Psikolog Meltem Büyükerdoğmuş, “Şu anda spesifik olarak Tüp Bebek Koçu olarak çalışıyorum. Bu süreci, yaşananları, ne kadar desteğe ihtiyaç duyulduğunu iyi biliyorum. “

Bize biraz kendinizden bahseder misiniz?

Elbette. 1971 doğumluyum. İstanbul’da doğup büyüdüm ancak hep Gaziantep’liyim derim. Eğitim ve kariyer kısmından daha sonra bahsedeceğim için kendimle ilgili daha davranışsal ve duygusal şeylerden bahsedebilirim. Çevremle, dostlarımla, ailemle ilişkime çok önem veririm.

Genelde huzuru hep sağlamaya çalışırım. Enerjik bir yapım var, gezmeyi, müzelere, konserlere gitmeyi, bunları organize etmeyi çok severim. Sürekli eğitim alırım. Kitaplara, onlara dokunmaya bayılırım. Eşimle geç yaşta evlendik ve kızlarımız IVF yöntemi ile dünyaya geldi. Büyük kızımla ikizlerin arasında 3 yaş var.
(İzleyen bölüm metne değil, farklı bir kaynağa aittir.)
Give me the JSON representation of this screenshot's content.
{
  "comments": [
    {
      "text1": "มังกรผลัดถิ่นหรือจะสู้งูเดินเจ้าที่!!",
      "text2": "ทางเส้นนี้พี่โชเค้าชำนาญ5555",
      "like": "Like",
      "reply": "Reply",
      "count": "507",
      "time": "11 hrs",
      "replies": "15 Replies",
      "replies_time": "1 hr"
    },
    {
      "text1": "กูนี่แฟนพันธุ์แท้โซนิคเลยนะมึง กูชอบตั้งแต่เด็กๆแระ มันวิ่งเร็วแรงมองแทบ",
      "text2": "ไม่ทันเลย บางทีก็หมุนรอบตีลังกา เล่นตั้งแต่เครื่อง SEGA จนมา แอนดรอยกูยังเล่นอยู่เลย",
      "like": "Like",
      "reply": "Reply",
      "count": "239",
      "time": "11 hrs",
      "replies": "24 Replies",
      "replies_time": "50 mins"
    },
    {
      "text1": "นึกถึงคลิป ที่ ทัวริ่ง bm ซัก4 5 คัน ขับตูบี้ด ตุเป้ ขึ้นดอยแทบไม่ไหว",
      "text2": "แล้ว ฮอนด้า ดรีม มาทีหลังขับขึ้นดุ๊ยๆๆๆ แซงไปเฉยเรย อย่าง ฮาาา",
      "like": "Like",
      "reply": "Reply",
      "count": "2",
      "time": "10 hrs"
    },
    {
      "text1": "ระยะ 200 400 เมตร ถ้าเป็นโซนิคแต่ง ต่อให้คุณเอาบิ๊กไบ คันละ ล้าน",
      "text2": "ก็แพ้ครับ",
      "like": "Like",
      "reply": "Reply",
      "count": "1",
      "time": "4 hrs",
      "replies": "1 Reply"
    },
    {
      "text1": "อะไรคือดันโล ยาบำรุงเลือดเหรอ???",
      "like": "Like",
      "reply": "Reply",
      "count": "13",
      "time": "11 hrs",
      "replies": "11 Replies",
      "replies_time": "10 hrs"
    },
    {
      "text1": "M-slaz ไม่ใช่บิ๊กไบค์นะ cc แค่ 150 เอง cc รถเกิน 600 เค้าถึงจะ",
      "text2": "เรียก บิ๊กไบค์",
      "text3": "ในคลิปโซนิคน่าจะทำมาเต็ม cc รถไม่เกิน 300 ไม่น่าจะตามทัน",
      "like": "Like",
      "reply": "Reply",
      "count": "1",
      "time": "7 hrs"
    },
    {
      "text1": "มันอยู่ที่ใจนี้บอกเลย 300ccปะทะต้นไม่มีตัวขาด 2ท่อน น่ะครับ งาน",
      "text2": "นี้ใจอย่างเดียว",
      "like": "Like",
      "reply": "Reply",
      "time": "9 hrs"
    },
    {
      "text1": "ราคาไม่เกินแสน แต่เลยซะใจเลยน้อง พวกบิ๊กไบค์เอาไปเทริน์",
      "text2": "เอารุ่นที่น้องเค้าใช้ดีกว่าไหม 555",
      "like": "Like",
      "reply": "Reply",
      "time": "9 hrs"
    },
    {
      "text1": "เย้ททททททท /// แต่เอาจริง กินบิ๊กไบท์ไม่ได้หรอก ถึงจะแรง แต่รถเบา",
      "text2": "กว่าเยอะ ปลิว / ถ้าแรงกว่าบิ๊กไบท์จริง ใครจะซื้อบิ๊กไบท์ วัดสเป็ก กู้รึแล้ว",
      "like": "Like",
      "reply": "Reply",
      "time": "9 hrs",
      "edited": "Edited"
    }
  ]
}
Çocuklarımla ilgili her anne gibi hep endişeliyim, sanırım en zorlandığım kısım bu. Bu dünyanın koşullarında nasıl bir gelecekleri olacak endişesi. Mindfulness Eğitmeni olarak önce kendimle çalışıyorum tabi ki. Terzi kendi söküğünü dikemez derler ya, ben buna inanmıyorum. Kendi söküğümü en iyi kendim dikebilirim diye düşünüyorum. Ancak her zaman ihtiyacım olduğunda da yardım alan, bunu isteyen biri oldum.

Bu alana olan ilginizi ilk ne zaman fark ettiniz?
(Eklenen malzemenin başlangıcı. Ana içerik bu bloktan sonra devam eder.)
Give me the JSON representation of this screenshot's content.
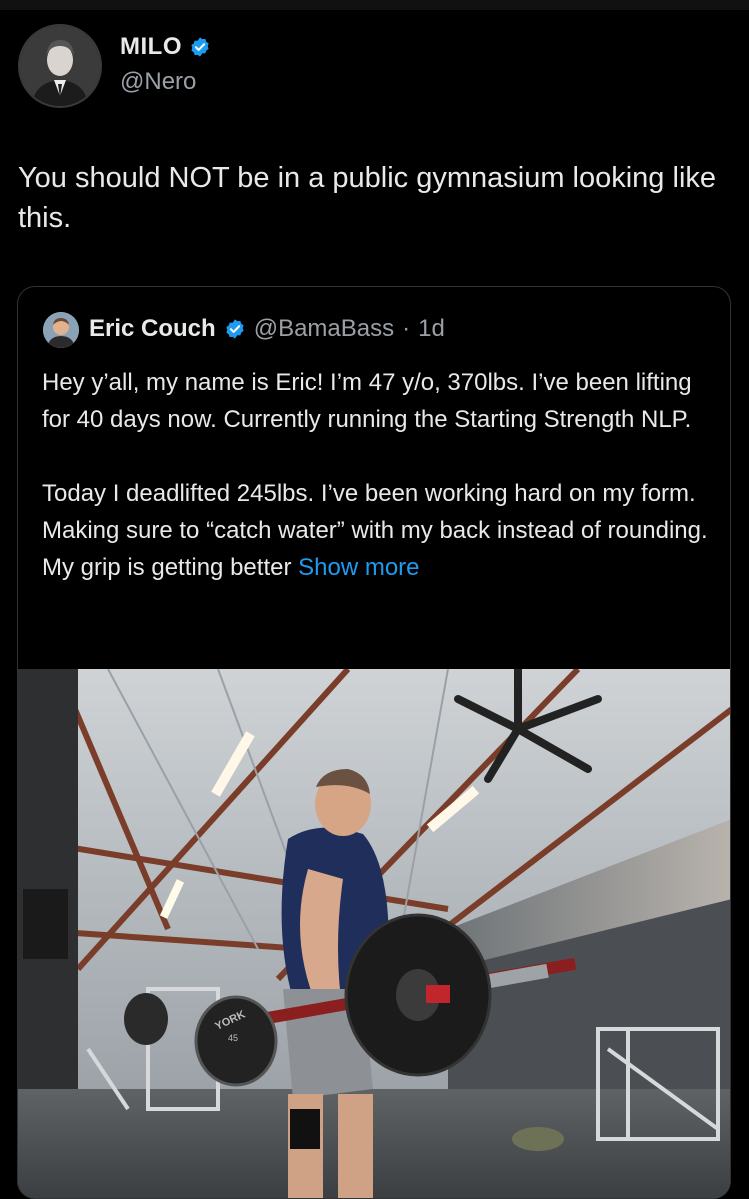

Psikoloji alanına ilgim lisenin ilk yıllarında başlamıştı. O dönemlerde babam hep Eczacılık okumamı istemişti. Ancak ben Psikoloji eğitimi almakta çok ısrarcı idim, 1987-88 döneminden bahsediyorum. Her ne kadar mezuniyetten kısa bir süre sonra alandan İnsan Kaynakları’na geçip uzun yıllar önemli şirketlerde İK’nın her alanında çalışsam da, hem işimi yaparken hem de aldığım sürekli eğitimlerle hep psikoloji tarafında bulundum.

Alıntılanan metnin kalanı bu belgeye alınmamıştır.